LEAP has published research for the RMT union showing the devastating effect that the recession could have on the UK rail network.
View the RMT press release here.
Bob Crow, RMT General Secretary, said:
"During the recession in the early 1990s passenger numbers fell for three years after the economy reached its lowest point, which suggests that the worst is yet to come for our railways this time round as well
"The difference is that this time we have private operators that have already squeezed tens of millions of pounds out of the railways straining at the leash to cut services and staff, and to renegotiate their franchise agreements.
"If we are to see the railways play their full potential role in the economy and for the environment it is crucial that the government does not allow any more attacks on rail services and jobs solely to satisfy the short-term selfish interests of shareholders.
"The study we commissioned suggests that passenger numbers will fall, perhaps for as long as three years after the recession bottoms out, and it should be unthinkable to allow the resulting fall in revenue to be paid for in cuts in jobs and services or even higher fares.
"If franchises cannot or will not deliver the services they are contracted to within the terms of their agreements they should be allowed to hand back the keys and the services operated in the public sector."
Download the LEAP research for free.
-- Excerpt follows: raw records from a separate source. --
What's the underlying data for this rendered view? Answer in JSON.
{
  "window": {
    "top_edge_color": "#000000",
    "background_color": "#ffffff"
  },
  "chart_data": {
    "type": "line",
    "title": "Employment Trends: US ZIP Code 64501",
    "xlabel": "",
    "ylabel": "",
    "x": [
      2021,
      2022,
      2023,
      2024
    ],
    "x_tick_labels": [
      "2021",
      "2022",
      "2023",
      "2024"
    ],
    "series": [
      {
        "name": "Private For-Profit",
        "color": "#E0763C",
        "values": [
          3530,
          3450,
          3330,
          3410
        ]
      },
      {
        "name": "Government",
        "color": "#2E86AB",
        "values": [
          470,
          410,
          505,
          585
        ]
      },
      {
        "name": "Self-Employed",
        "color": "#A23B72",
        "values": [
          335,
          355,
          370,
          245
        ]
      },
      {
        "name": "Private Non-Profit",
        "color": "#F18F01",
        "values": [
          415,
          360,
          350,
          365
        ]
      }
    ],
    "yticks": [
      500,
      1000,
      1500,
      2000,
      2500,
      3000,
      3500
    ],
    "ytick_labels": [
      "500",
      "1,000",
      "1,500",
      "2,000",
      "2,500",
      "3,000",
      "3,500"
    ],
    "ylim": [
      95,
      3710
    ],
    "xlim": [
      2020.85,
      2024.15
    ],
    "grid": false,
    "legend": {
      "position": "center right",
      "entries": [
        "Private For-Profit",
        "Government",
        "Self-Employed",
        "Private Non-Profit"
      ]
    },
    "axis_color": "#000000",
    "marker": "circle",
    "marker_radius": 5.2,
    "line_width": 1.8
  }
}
The chart below shows rail passenger use (the pink line) against UK economic growth (the blue line).
Rail jobs under immediate threat:
- National Express Group is seeking to cut 750 jobs across its East Anglia and East Coast franchises.
- At least 800 jobs at risk as a result of Network Rail deferring 28 percent of rail renewals, such as laying new track, installing new signals – a decision not related directly to the recession.
- The UK's main railfreight operator DB Schenker (formally EWS) has announced over 500 jobs losses and that further significant numbers are at risk as a result of Network Rail's deferral of renewals.
- South West Trains has announced plans to cut at least 660 jobs, including ticket-office and platform staff, despite the partial rejection by the Department for Transport of its plans to reduce ticket-office opening times.
- 300 as yet unspecified jobs at Southeastern
- 40 unspecified jobs at First Scotrail
- Proposed cuts to ticket office opening times at First Capital Connect leaving over 20 posts at risk
Thu Update: Passenger Focus has today published a report showing that UK rail fares are the highest in Europe.